Electromagnetic ion cyclotron (EMIC) waves are important for the loss of radiation belt electrons and ring current ions. After being excited by an instability driven by the temperature anisotropy followed by nonlinear wave-particle interactions occurring near the magnetic equator of the inner magnetosphere, EMIC waves propagate parallel along the magnetic field lines with left-handed polarization. Their wave normal angles with respect to the magnetic field increase as the waves propagate to higher latitudes. At latitudes where the wave frequency is the same as the crossover frequency, the polarization changes from left-handed to right-handed, called polarization reversal. Polarization reversal is one of the mechanisms that allow EMIC waves to propagate to the ground without being reflected in the magnetosphere, because based on the dispersion relation of the cold plasma, they could only exist in the frequency range above the cutoff frequency if they remained with the left-handed polarization. The crossover frequency at which the polarization reversal occurs depends highly on the surrounding plasma environment. To investigate the polarization reversal in the magnetosphere, conjugate observation, in which the same event is observed at different latitudes, is useful for discussing the propagation process of plasma waves and changes in the surrounding plasma environment.

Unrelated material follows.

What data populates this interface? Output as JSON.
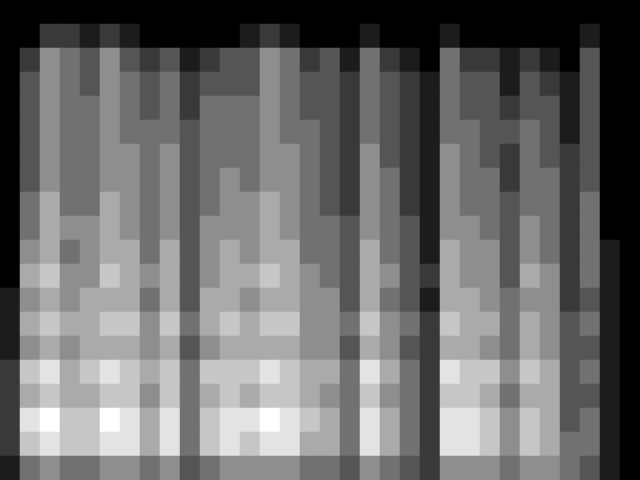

In this study, we analyzed EMIC waves simultaneously observed by the Arase, Cluster and ground-based induction magnetometer at the Gakona station ( 62.39^° N and 214.78° E geographic coordinates). We used the electric and magnetic field waveform data observed by the PWE-EFD and MGF onboard the Arase satellite and the magnetic field waveform data observed by STAFF onboard the C1 satellite. Also, we used the induction magnetometer data from the Gakona station. The event of interest was observed from 21:20 to 21:40 UT on July 25,2020, with the same L-value-(L=6) and MLT-(12.9 MLT). In the spectra observed by Arase located in the equatorial region (MLAT= 5°), we identified the enhancement of electromagnetic waves in the frequency range from 0.65Hz to 1.1Hz, corresponding to the proton-band EMIC waves. The same EMIC wave was observed by C1 and Gakona. At this time C1 was located away from the equator-(MLAT= -22° ). While the frequency range of the EMIC wave observed at Arase was higher than the He⁺ cyclotron frequency, ƒ_He⁺ , the EMIC wave observed at C1 appeared in the spectra close to ƒ_He⁺. Considering the cold plasma dispersion relation, it was suggested that polarization reversal may have occurred during the wave propagation from the equatorial region at Arase to the higher latitude at C1. We have also performed the Singular Value Decomposition (SVD) method(Santolik et al. 2003) for each satellite data, which allows us to derive polarization properties. As a result, it was confirmed that the polarization in C1 changed from linear polarization to right-handed polarization below a specific frequency. With these results, it is observationally clear that the conditions for the EMIC wave propagation to the ground are satisfied. We also discussed the surrounding plasma environment and the generation process of the observed EMIC wave.